Companies are exploring ways to reduce the energy impact. For instance, relying on methods such as proof-of-authority or proof-of stake validation is far less energy intensive than proof-of-work validation, which is the method that is primarily used today. The proof-of-work systems enable anyone to compete to solve the complex calculations to validate transactions. On the other hand, proof-of-stake systems are validated by consensus by trusted industry validators and this requires a smaller volume of calculations and consumes less energy use.  As demand for blockchain grows, it is crucial that the industry continues to develop and scale technology that can leverage the benefits of transactive energy without leading to major spikes in global energy consumption and emissions.

Artificial intelligence and cloud computing

Artificial intelligence is a field in computer science that trains computers to perform human tasks. Machine learning is an approach within the field of artificial intelligence that allows computers to recognize patterns and draw insights from large amounts of data. Investors, energy service organizations, and utilities are beginning to investigate and invest in the many ways that machine learning can help make the power, transportation, and building sectors more efficient. For example, better analytics can help grid operators more effectively predict and match energy demand and supply. This will be increasingly important as the number of DERs increase and more data becomes available. For example, a utility company in the United Kingdom is using artificial intelligence to predict energy use and help optimize the use of clean energy technology such as battery storage.  

Cloud computing is a technology that delivers computing services – such as access to computing and data storage -  over the Internet.
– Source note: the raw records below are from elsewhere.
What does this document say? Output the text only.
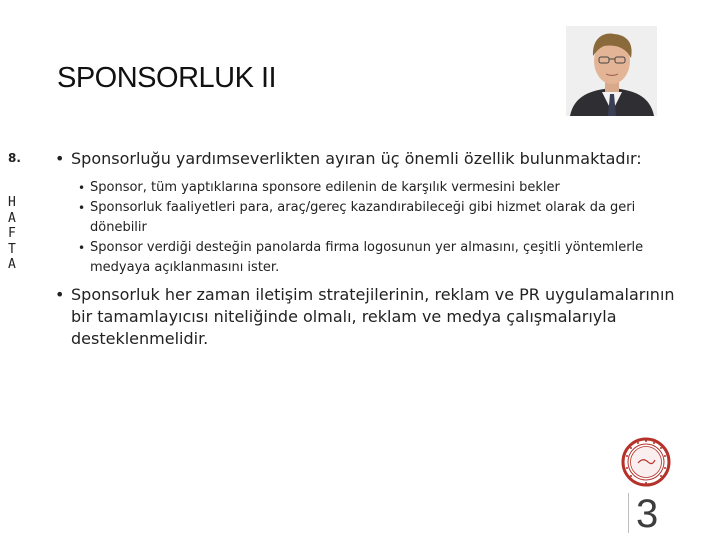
SPONSORLUK II
8.
H
A
F
T
A
• Sponsorluğu yardımseverlikten ayıran üç önemli özellik bulunmaktadır:
• Sponsor, tüm yaptıklarına sponsore edilenin de karşılık vermesini bekler
• Sponsorluk faaliyetleri para, araç/gereç kazandırabileceği gibi hizmet olarak da geri dönebilir
• Sponsor verdiği desteğin panolarda firma logosunun yer almasını, çeşitli yöntemlerle medyaya açıklanmasını ister.
• Sponsorluk her zaman iletişim stratejilerinin, reklam ve PR uygulamalarının bir tamamlayıcısı niteliğinde olmalı, reklam ve medya çalışmalarıyla desteklenmelidir.
3
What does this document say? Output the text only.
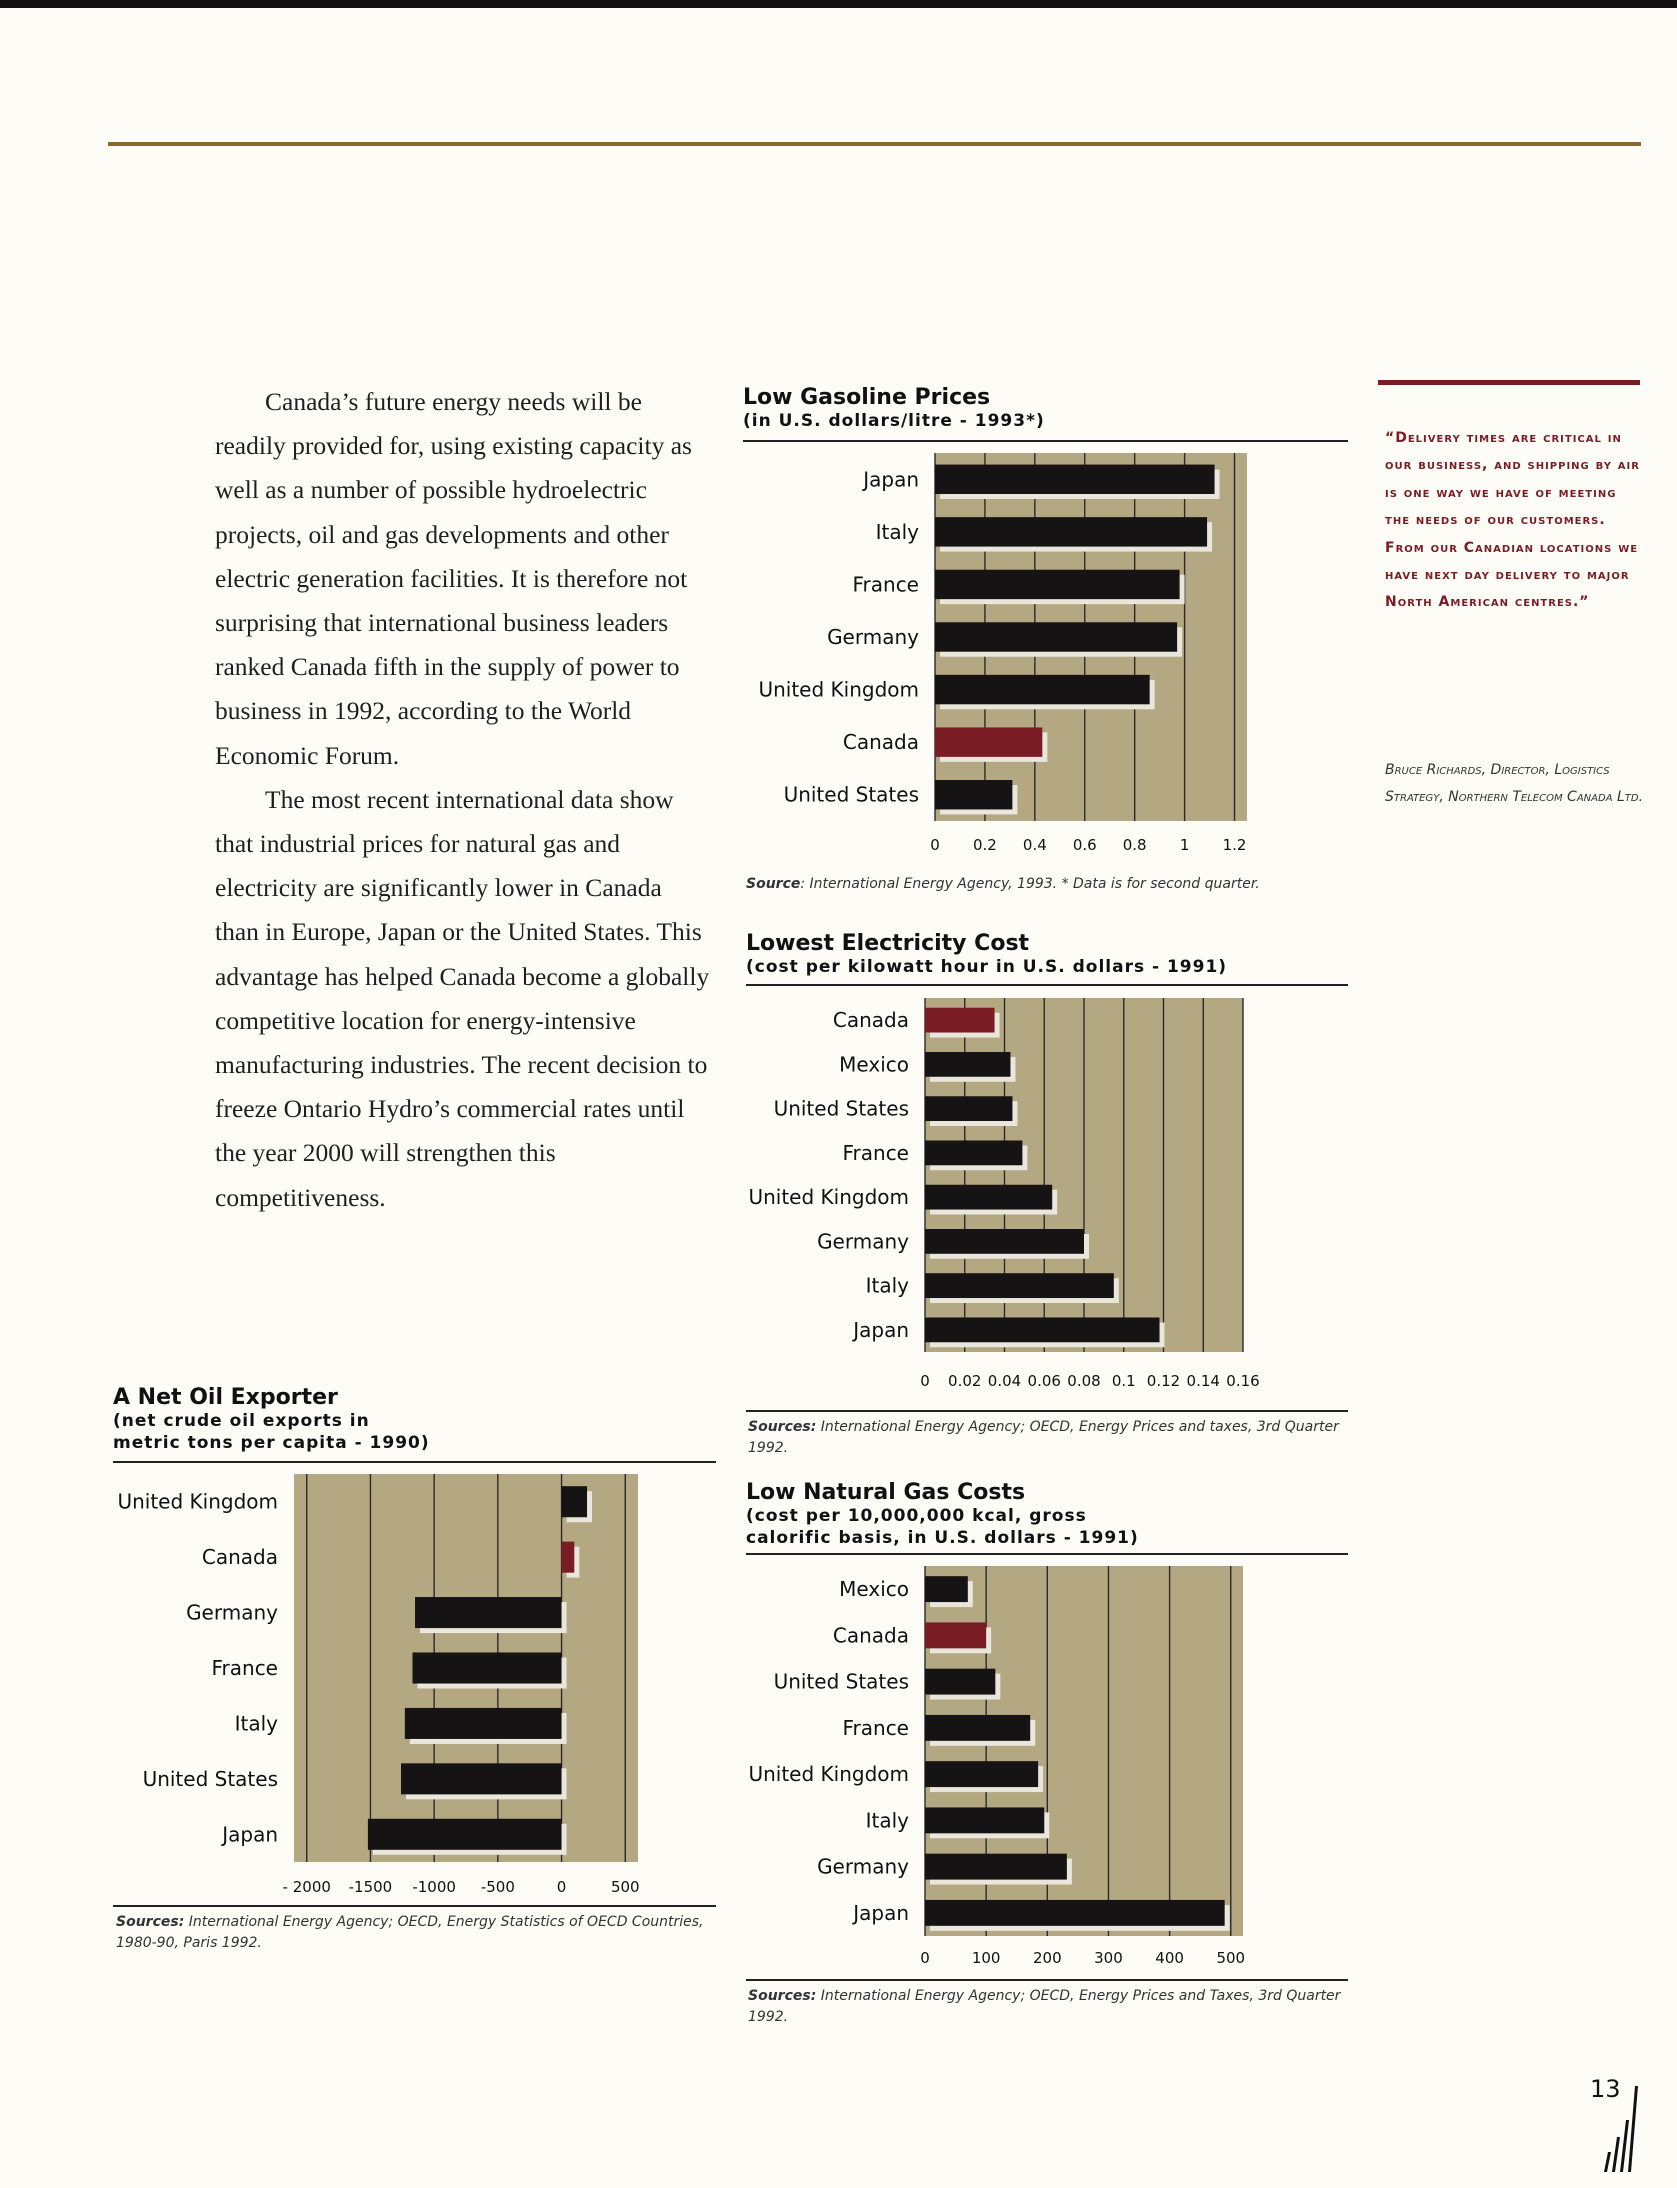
Canada’s future energy needs will be readily provided for, using existing capacity as well as a number of possible hydroelectric projects, oil and gas developments and other electric generation facilities. It is therefore not surprising that international business leaders ranked Canada fifth in the supply of power to business in 1992, according to the World Economic Forum.

The most recent international data show that industrial prices for natural gas and electricity are significantly lower in Canada than in Europe, Japan or the United States. This advantage has helped Canada become a globally competitive location for energy-intensive manufacturing industries. The recent decision to freeze Ontario Hydro’s commercial rates until the year 2000 will strengthen this competitiveness.

Low Gasoline Prices
(in U.S. dollars/litre - 1993*)
0 0.2 0.4 0.6 0.8 1 1.2
Japan
Italy
France
Germany
United Kingdom
Canada
United States
Source: International Energy Agency, 1993. * Data is for second quarter.
Lowest Electricity Cost
(cost per kilowatt hour in U.S. dollars - 1991)
0 0.02 0.04 0.06 0.08 0.1 0.12 0.14 0.16
Canada
Mexico
United States
France
United Kingdom
Germany
Italy
Japan
Sources: International Energy Agency; OECD, Energy Prices and taxes, 3rd Quarter 1992.
Low Natural Gas Costs
(cost per 10,000,000 kcal, gross
calorific basis, in U.S. dollars - 1991)
0	100 200 300 400 500
Mexico
Canada
United States
France
United Kingdom
Italy
Germany
Japan
Sources: International Energy Agency; OECD, Energy Prices and Taxes, 3rd Quarter 1992.
A Net Oil Exporter
(net crude oil exports in
metric tons per capita - 1990)
- 2000 -1500 -1000 -500	0	500
United Kingdom
Canada
Germany
France
Italy
United States
Japan
Sources: International Energy Agency; OECD, Energy Statistics of OECD Countries, 1980-90, Paris 1992.
“Delivery times are critical in our business, and shipping by air is one way we have of meeting the needs of our customers. From our Canadian locations we have next day delivery to major North American centres.”
Bruce Richards, Director, Logistics Strategy, Northern Telecom Canada Ltd.
13
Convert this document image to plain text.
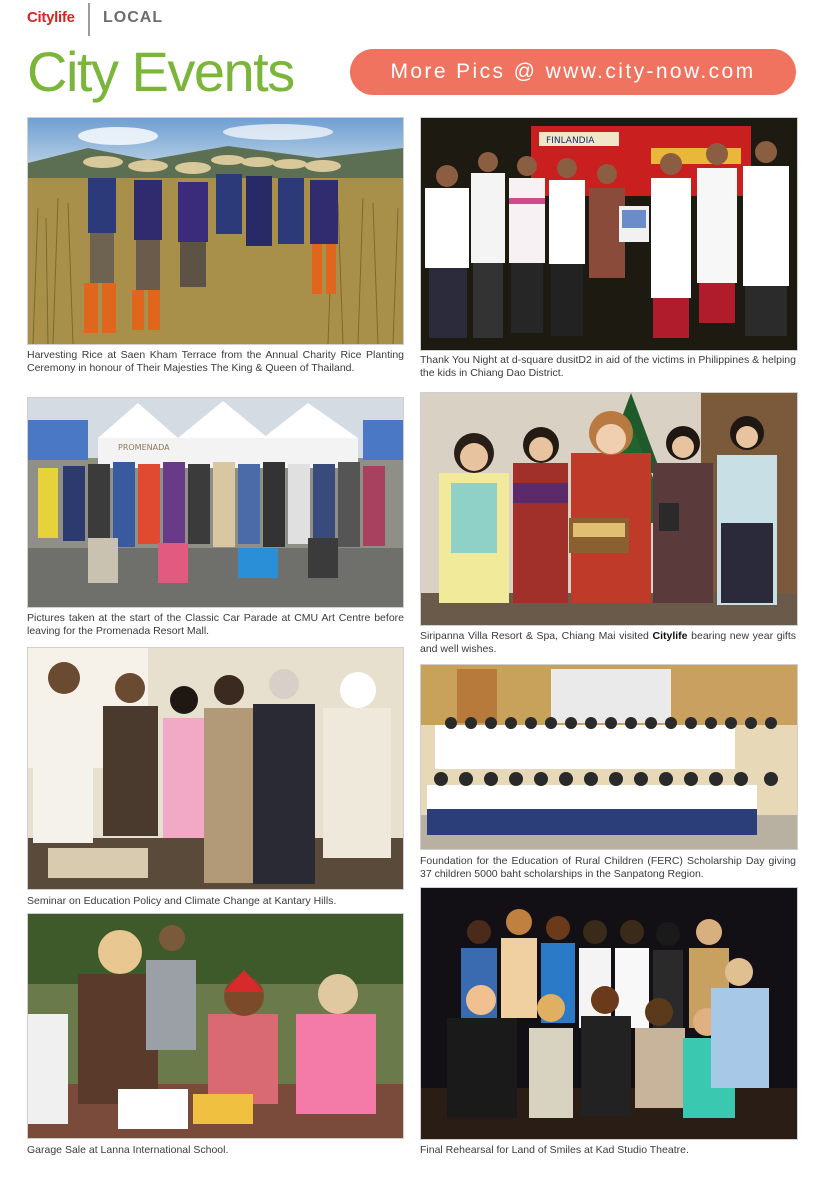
Citylife LOCAL
City Events	More Pics @ www.city-now.com

Harvesting Rice at Saen Kham Terrace from the Annual Charity Rice Planting Ceremony in honour of Their Majesties The King & Queen of Thailand.

FINLANDIA

Thank You Night at d-square dusitD2 in aid of the victims in Philippines & helping the kids in Chiang Dao District.

PROMENADA

Pictures taken at the start of the Classic Car Parade at CMU Art Centre before leaving for the Promenada Resort Mall.	Siripanna Villa Resort & Spa, Chiang Mai visited Citylife bearing new year gifts and well wishes.

Seminar on Education Policy and Climate Change at Kantary Hills.

Foundation for the Education of Rural Children (FERC) Scholarship Day giving 37 children 5000 baht scholarships in the Sanpatong Region.

Garage Sale at Lanna International School.	Final Rehearsal for Land of Smiles at Kad Studio Theatre.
This technology allows us to store and share hundreds of photos, send emails, and stream movies and music, to name a few applications. In the energy world, storing a large amount of data that is collected from devices such as smart thermostats can help utilities design better programs that allow customers to reduce their usage at times where there is highest energy demand, thereby reducing the use of dirty peaker plants and associated emissions.

Making the grid edge mainstream: Challenges and opportunities

As the cost of renewable energy decreases and new technologies enable us to better predict and analyze power systems, there are huge opportunities for radically changing the way we get, use, and interact with the energy system. However, it is imperative that technologies such as blockchain evolve to be more energy efficient and are powered by clean energy. As technology evolves, new regulatory frameworks are starting to be considered to provide states, utility companies, and other players guidance and incentives to innovate. While the industry is headed in the right direction, there is much more that needs to be done to move past pilot programs and incorporate technologies at scale in a way that aligns with the urgent global need to slash carbon emissions and protect air quality. NRDC looks forward to continuing to monitor the potential impacts of these technologies and how they can play a role in the clean energy transition.